In finding that complete protection is possible, the judge also relies on his "acquired knowledge as an Administrative Judge regarding the efficacy of work-place personnel protective measures and equipment." Id. This "foundation" for the judge's opinion fails as support for his finding allowing a return to tiling work, as it is overly generalized, conjectural and boot-strapping. We cannot accept that the realm of the expertise of administrative judges in weighing vocational factors to determine an earning capacity reaches the topic of workplace protective equipment frequently enough to give administrative judges expertise as to workplace protective equipment. Contrast Mulcahey's Case, 26 Mass. App. Ct. 1 (1988) (adjudicatory expertise of administrative judges recognized as to earning capacity in general). As the judge does recognize, the relevance of workplace protective equipment to the Act is as to the issues of serious misconduct under §§ 27 or 28. (Dec. 12.) These are clearly not matters in this case. Indeed, a search of the term, "protective," in combination with "clothing," "equipment" or "gear" in all of the reviewing board decisions from 1986 until the present yields only two cases, neither of which have the topic as an issue. See Perkins v. Eastern Transfer, Inc., 12 Mass. Workers' Comp. Rep 370 (1998); Dalrymple v. Reidy Body and Paint Shop Inc., 10 Mass. Workers' Comp. Rep. 275 (1996). Cf. Robinson v. General Motors Corp., 13 Mass. Workers' Comp. Rep. 207, 213 (1999) (administrative judges sitting on multiple cases involving the same doctor come to recognize a physician's point of view).

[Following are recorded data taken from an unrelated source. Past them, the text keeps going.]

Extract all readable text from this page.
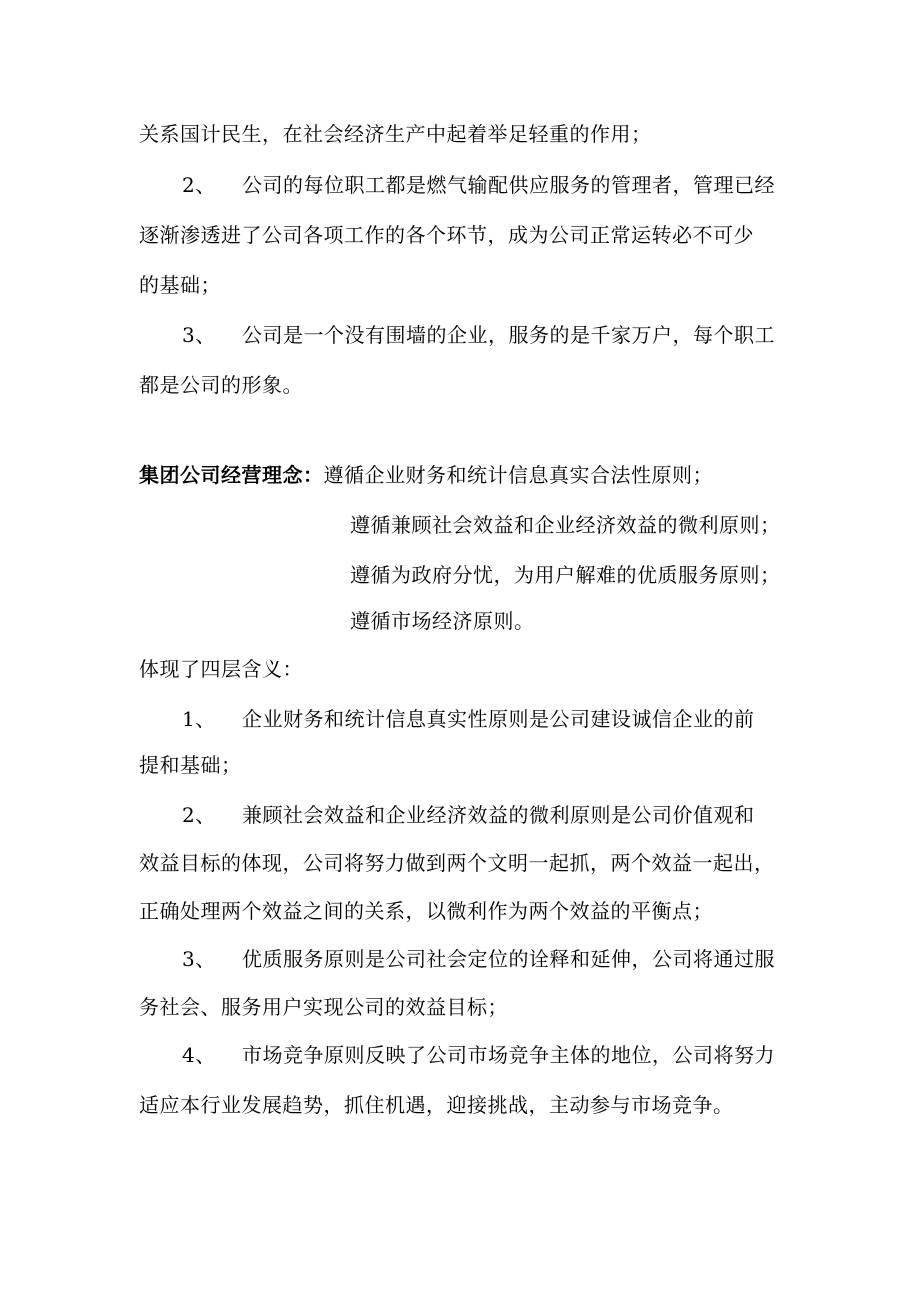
关系国计民生，在社会经济生产中起着举足轻重的作用；
2、 公司的每位职工都是燃气输配供应服务的管理者，管理已经
逐渐渗透进了公司各项工作的各个环节，成为公司正常运转必不可少
的基础；
3、 公司是一个没有围墙的企业，服务的是千家万户，每个职工
都是公司的形象。
集团公司经营理念：遵循企业财务和统计信息真实合法性原则；
遵循兼顾社会效益和企业经济效益的微利原则；
遵循为政府分忧，为用户解难的优质服务原则；
遵循市场经济原则。
体现了四层含义：
1、 企业财务和统计信息真实性原则是公司建设诚信企业的前
提和基础；
2、 兼顾社会效益和企业经济效益的微利原则是公司价值观和
效益目标的体现，公司将努力做到两个文明一起抓，两个效益一起出，
正确处理两个效益之间的关系，以微利作为两个效益的平衡点；
3、 优质服务原则是公司社会定位的诠释和延伸，公司将通过服
务社会、服务用户实现公司的效益目标；
4、 市场竞争原则反映了公司市场竞争主体的地位，公司将努力
适应本行业发展趋势，抓住机遇，迎接挑战，主动参与市场竞争。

We conclude that the judge's finding that the protective gear would allow the employee to work with epoxy, based on his "acquired knowledge," is an example of an impermissible inference, because it is not "within the bounds of reason." Miranda v. Atlantic Paper Box, 12 Mass. Workers' Comp. Rep. 510 (1998). In rejecting as arbitrary a judge's conclusion that the employee had an undisclosed gainful employment, Miranda quoted Semerjian v. Stetson, 284 Mass. 510, 514 (1933): "The permissible drawing of an inference is a process of reasoning whereby from facts admitted or established by the evidence, including expert testimony, or from common knowledge and experience, a reasonable conclusion may be drawn that a further fact is established." The judge's inference of perfect protection against epoxy exposure is plainly against common knowledge and sense as well as the record evidence. As there is no evidence, expert or otherwise, to support the inference that the judge reached, the conclusion stemming from that inference cannot stand. We reverse the decision in its conclusion that the employee could return to tiling work, and exposure to epoxies.

We once again recommit the case for further findings on the extent of the employee's incapacity.

So ordered.

Martine Carroll
Administrative Law Judge

Frederick E. Levine
Administrative Law Judge

Susan Maze-Rothstein
Administrative Law Judge

FILED: February 21, 2001


1 It appears that the administrative judge has attempted to attack the impartial physician's opinion at its foundation vis-a-vis the doctor's competency to opine beyond the issue of Kerapoxy to epoxies in general, but the judge mischaracterizes the doctor's testimony, (Dep. II, 17, 25, 50, 58, 61), and the erroneous attack does nothing to diminish the doctor's medical opinion on the effect of epoxy on the employee's skin.